Essen In NRW pflegen Angehörige rund 650.000 Menschen. Dafür gibt es zusätzliche Rentenpunkte – doch manche Angehörige gehen leer aus.
Der größte Pflegedienst in NRW ist die Familie: Zwei Drittel der pflegebedürftigen Menschen in NRW, die zu Hause leben, werden in ihren eigenen vier Wänden von Angehörigen betreut und versorgt. Landesweit sind das nach aktuellsten Zahlen rund 650.000 Menschen, denen auf diesem Weg das Leben im gewohnten Umfeld ermöglicht wird. Für die pflegenden Angehörigen ist das oft mit beruflichen Einbußen verbunden, manche geben ihren Job ganz auf. Deshalb zahlt die Pflegeversicherung pflegenden Angehörigen unter bestimmten Voraussetzungen Beiträge zur Rentenversicherung.
Welche pflegenden Angehörigen erhalten zusätzliche Rentenpunkte?
Das elfte Sozialgesetzbuch enthält Vorgaben zur sozialen Pflegeversicherung und regelt auch, wer im Pflegefall Anspruch auf zusätzliche Rentenpunkte hat. Voraussetzungen sind:
- Familienmitglieder müssen sich mindestens zehn Stunden in der Woche verteilt auf mindestens zwei Tage pro Woche um einen pflegebedürftigen Angehörigen kümmern.
- Der Pflegebedürftige muss mindestens Pflegegrad 2 haben, festgestellt durch den Medizinischen Dienst der Krankenversicherungen (MDK). Er muss also Anspruch auf Leistungen aus der gesetzlichen oder privaten Pflegeversicherung haben. Er muss zudem in Deutschland, im europäischen Wirtschaftsraum oder in der Schweiz leben.
- Der Angehörige muss der Pflegeversicherung als Pflegeperson gemeldet sein.
Gemeldete Pflegepersonen sind übrigens auch unfallversichert, soweit der Unfall mit einer Pflegetätigkeit zu tun hat. Freizeitaktivitäten an der Seite des pflegebedürftigen Angehörigen zählen nicht dazu.
Erhalten auch Vollzeitkräfte zusätzliche Rentenpunkte?

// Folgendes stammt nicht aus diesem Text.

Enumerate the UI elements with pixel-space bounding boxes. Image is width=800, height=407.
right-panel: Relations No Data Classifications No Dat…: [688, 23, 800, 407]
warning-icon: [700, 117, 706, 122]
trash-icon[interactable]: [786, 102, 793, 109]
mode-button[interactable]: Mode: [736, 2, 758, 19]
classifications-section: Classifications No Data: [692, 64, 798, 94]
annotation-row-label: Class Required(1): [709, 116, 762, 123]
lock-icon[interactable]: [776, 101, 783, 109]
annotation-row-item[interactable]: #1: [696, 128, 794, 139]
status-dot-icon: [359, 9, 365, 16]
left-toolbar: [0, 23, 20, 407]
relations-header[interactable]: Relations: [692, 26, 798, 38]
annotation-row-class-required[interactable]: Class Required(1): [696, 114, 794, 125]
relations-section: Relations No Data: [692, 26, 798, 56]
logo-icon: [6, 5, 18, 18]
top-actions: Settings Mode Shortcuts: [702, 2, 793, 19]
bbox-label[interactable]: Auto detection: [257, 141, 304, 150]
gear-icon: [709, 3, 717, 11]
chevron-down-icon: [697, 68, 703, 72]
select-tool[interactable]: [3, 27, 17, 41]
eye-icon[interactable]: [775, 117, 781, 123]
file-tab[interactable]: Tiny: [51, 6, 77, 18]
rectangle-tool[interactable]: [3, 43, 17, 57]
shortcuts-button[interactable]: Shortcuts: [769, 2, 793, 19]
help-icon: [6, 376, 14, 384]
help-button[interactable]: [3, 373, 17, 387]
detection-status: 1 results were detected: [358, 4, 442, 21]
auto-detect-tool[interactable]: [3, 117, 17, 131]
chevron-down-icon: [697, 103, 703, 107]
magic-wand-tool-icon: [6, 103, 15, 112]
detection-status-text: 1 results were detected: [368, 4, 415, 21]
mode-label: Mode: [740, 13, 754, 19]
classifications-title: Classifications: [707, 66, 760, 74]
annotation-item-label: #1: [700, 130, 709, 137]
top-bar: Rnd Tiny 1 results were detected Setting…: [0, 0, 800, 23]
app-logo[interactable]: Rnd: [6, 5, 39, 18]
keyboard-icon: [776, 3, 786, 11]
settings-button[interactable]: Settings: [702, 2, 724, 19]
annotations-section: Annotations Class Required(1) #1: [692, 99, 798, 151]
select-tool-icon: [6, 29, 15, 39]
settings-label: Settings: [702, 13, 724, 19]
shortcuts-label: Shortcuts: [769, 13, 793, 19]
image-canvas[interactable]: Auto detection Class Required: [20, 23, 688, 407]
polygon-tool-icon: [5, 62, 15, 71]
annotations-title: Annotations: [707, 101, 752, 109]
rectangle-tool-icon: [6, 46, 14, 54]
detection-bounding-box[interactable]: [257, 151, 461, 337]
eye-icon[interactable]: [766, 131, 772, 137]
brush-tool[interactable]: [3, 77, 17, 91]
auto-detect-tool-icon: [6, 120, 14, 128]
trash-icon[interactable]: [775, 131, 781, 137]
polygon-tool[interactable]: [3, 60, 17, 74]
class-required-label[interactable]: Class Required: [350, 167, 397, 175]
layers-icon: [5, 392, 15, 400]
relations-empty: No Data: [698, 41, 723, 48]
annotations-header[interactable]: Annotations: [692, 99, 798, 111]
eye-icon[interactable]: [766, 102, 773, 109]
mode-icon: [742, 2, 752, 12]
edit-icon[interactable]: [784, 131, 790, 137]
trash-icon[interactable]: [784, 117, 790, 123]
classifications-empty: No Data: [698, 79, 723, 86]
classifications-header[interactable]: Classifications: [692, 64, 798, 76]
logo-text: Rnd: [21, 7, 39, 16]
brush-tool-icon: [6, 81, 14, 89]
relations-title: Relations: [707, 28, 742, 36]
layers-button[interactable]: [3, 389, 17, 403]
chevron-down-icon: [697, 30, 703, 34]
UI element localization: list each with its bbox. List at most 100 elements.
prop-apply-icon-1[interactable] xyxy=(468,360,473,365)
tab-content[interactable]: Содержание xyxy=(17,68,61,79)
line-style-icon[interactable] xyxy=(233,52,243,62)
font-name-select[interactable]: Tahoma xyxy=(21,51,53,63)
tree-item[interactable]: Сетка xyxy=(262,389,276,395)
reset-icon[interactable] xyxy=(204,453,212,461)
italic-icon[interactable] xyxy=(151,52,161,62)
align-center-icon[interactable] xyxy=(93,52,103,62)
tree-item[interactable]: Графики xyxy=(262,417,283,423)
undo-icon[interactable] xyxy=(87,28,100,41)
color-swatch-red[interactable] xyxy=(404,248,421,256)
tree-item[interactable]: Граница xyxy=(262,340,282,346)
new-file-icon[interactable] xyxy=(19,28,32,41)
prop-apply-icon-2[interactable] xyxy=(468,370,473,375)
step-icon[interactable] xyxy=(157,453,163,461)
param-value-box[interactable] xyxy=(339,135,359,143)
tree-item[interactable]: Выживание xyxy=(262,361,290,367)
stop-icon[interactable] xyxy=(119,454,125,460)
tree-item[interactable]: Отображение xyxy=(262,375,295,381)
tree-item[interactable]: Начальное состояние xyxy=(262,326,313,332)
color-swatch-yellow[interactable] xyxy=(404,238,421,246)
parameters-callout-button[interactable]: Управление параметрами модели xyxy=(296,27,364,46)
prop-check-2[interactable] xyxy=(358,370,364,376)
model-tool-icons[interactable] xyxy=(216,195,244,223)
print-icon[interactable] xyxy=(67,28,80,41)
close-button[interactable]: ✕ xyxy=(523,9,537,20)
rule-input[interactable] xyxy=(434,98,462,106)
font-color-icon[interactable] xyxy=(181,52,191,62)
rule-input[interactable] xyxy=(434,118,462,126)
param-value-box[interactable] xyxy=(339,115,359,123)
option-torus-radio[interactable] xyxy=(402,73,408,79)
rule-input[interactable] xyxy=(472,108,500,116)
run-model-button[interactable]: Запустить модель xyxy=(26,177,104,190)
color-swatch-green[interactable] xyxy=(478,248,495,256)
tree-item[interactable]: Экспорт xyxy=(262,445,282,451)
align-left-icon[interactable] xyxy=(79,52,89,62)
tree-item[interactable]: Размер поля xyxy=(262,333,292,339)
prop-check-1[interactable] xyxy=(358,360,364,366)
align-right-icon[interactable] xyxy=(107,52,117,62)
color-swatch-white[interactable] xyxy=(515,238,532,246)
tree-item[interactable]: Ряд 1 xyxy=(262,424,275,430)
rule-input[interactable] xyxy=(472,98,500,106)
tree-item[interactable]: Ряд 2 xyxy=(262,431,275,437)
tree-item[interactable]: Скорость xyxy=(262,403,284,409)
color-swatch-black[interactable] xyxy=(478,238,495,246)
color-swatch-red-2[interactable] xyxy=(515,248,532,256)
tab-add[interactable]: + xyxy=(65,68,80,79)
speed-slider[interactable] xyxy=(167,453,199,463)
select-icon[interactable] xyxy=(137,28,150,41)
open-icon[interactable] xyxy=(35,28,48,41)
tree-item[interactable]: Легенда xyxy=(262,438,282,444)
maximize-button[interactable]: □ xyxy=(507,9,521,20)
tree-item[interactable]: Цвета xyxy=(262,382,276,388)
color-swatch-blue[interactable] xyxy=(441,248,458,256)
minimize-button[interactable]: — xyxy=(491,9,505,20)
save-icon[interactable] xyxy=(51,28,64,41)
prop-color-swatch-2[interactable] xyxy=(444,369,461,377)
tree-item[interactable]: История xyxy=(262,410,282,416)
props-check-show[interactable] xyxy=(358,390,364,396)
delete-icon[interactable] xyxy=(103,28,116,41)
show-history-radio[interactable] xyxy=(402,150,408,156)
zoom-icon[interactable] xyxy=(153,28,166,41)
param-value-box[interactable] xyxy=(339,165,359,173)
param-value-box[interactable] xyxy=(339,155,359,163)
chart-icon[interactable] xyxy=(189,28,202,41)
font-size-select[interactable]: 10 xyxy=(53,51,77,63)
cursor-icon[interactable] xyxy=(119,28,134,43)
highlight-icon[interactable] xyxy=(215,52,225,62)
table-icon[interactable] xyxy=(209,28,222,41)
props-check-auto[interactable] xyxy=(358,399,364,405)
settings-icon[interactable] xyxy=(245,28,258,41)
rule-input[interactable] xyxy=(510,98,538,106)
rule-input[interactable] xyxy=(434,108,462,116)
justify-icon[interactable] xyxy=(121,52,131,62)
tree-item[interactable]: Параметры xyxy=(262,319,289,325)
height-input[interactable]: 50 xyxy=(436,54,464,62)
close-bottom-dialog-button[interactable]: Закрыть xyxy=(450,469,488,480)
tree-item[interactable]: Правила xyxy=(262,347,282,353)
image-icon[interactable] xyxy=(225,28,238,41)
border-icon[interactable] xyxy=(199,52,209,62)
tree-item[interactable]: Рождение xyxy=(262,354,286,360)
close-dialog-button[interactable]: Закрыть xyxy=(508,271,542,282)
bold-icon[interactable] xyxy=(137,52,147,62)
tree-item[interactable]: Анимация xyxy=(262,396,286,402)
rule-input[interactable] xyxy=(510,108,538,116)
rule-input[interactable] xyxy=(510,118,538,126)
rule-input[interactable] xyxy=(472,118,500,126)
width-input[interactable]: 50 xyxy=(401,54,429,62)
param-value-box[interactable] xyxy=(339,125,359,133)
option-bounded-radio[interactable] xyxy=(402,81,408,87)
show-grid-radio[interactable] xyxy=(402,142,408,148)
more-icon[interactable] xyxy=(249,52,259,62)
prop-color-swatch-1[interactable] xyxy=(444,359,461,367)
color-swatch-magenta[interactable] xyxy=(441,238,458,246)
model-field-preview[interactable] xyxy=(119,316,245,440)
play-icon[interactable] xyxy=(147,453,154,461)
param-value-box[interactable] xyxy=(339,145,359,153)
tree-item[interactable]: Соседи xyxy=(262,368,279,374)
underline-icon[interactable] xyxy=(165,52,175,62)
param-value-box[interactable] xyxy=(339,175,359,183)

Nein. Der Anspruch besteht nur für Berufstätige, die nicht mehr als 30 Stunden in der Woche in ihrem Job arbeiten. Auch wenn sie zusätzlich zur Vollzeitstelle noch 15 oder 20 Stunden in der Woche pflegen, erhalten diese Beschäftigten keinen zusätzlichen Rentenpunkt für die Pflege. Die Höhe des Einkommens ist dabei nicht entscheidend. Hintergrund dieser Regelung ist auch, dass der Gesetzgeber Pflege von zehn Wochenstunden und mehr zusätzlich zu einer Vollzeitbeschäftigung für nicht zumutbar hält.
Warum gibt es keine Rentenpunkte, wenn der pflegebedürftige Angehörige den Pflegegrad 1 hat?
Mit der Pflegereform 2017 sind die alten Pflegestufen abgeschafft und durch neue Pflegegrade ersetzt worden. Seitdem wird sehr viel mehr darauf geachtet, wie selbstständig eine pflegebedürftige Person noch ist. Bei Menschen mit Pflegegrad 1 geht der Gesetzgeber davon aus, dass die Selbstständigkeit nur geringfügig eingeschränkt ist. Auch Leistungen des ambulanten Pflegedienstes werden bei Pflegegrad 1 nicht von den Kassen übernommen. Betroffene haben aber Anspruch auf Entlastungsbeträge oder Gelder für Pflegehilfsmittel.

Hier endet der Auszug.